The al-Mahdi Army has been accused of the widespread killing of Sunni civilians as well as numerous attacks on US and British forces. In April the Pentagon labelled it the biggest threat to stability in Iraq. On Tuesday its gunmen fought a running battle with police allied to the rival Badr Brigade in the Shia city of Kerbala, killing 52 people and forcing hundreds of thousands of pilgrims to abandon an important religious festival.
But US and Iraqi officials were unsure that the announcement would lead to a reduction in violence. Some experts believe that Moqtada simply wants to distance himself from what happened in Karbala, and his authority is no longer absolute. The al-Mahdi Army is said to have splintered in recent months, with breakaway factions backed by Iran being blamed for some of the worst violence. Abu Dera is believed to lead one of those.
He is an elusive figure who is spoken of with awe in the Shia slums of Sadr City, where he was raised.
After the US invasion of 2003 he is thought to have been a leading member of the al-Mahdi Army and to have led attacks on American troops. And when Sunni extremists bombed the Shia shrine in Samarra in 2006 he is said to have led the Shia death squads that killed thousands of innocent Sunnis in revenge. Locals say the Iraqi police allowed him free passage.
Stories of his barbarity are legion. A profile published by the Jamestown Foundation reports that he once commandeered several ambulances, drove them into a Sunni neighbourhood and announced on loudspeakers that Shias were slaughtering Sunnis.
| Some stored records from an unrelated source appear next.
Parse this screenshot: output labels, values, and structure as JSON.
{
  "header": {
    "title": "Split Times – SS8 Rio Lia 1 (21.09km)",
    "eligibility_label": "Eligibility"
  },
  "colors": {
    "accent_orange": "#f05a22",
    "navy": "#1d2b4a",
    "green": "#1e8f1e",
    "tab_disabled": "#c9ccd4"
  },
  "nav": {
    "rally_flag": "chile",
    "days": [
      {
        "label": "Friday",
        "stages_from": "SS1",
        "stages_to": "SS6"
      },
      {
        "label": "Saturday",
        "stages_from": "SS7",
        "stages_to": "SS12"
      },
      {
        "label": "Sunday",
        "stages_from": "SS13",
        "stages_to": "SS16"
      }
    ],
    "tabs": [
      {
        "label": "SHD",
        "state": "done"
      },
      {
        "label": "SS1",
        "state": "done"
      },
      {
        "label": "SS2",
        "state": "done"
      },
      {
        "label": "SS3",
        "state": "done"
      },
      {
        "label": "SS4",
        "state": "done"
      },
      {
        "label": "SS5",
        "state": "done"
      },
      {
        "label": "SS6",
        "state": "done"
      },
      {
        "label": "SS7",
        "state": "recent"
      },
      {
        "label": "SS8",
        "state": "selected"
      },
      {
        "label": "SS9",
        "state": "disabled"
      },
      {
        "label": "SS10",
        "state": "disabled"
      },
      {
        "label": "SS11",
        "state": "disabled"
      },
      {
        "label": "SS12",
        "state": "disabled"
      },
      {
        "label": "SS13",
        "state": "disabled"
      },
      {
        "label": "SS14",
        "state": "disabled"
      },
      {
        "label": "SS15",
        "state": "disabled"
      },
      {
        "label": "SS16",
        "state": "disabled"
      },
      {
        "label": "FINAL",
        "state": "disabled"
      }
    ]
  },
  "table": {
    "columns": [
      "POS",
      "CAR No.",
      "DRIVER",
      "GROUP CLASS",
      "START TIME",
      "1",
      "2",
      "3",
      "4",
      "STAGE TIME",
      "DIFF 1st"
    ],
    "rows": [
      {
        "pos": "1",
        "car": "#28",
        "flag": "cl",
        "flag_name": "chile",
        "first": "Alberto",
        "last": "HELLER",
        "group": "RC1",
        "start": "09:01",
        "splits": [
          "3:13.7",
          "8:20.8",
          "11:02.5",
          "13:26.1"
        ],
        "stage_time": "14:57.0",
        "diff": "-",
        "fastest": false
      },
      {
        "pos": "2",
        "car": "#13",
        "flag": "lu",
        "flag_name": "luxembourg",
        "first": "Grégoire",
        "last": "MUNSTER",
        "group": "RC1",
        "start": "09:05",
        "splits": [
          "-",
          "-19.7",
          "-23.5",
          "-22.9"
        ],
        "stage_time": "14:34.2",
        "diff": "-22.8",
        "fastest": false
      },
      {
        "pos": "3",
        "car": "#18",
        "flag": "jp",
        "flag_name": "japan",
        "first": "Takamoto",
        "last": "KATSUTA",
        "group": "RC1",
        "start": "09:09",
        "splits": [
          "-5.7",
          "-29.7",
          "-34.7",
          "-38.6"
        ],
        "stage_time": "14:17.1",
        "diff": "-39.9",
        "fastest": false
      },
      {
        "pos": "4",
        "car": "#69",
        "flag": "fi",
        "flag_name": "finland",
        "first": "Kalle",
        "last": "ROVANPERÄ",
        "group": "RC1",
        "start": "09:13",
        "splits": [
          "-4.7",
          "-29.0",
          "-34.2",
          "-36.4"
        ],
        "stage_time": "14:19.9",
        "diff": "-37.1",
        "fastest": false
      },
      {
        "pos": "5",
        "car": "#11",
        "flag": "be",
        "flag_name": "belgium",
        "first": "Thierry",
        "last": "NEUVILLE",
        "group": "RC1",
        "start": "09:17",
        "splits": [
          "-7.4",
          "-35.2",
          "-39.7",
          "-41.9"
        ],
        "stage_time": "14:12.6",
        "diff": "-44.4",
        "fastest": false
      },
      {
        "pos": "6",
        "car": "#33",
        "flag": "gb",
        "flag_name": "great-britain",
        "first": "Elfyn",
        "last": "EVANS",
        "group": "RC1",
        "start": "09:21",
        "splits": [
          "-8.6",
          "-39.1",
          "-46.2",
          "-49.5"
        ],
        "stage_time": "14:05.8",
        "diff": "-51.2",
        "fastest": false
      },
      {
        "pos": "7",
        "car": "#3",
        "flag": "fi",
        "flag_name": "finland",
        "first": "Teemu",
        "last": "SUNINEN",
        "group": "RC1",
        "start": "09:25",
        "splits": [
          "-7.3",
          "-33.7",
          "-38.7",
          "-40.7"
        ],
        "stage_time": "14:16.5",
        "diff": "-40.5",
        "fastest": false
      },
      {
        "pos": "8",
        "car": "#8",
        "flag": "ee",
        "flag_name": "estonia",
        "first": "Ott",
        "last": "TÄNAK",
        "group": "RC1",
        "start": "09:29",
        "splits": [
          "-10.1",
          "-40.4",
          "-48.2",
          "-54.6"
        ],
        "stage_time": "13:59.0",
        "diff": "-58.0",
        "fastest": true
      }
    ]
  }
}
The young Sunnis who rushed to help were killed.
He allegedly offers his victims the choice of being executed through suffocation, shooting or being smashed to death with cinder blocks. There is a video recording of a man believed to be Abu Dera kidnapping Saddam Hussein’s lawyer Khamis al-Obeidi, parading him through the streets of Sadr City, and then shooting him three times in the head.
Abu Dera, whose real name is Ismail al-Zerjawi, is thought to be in his late thirties, married with two sons. His daring raids into Sunni communities have made him a hero to many poor young Shias. To others he is known as the “Shiite Zarqawi” – a reference to Abu Musab al-Zarqawi, the former leader in al-Qaeda in Iraq who exhorted Sunnis to kill Shias.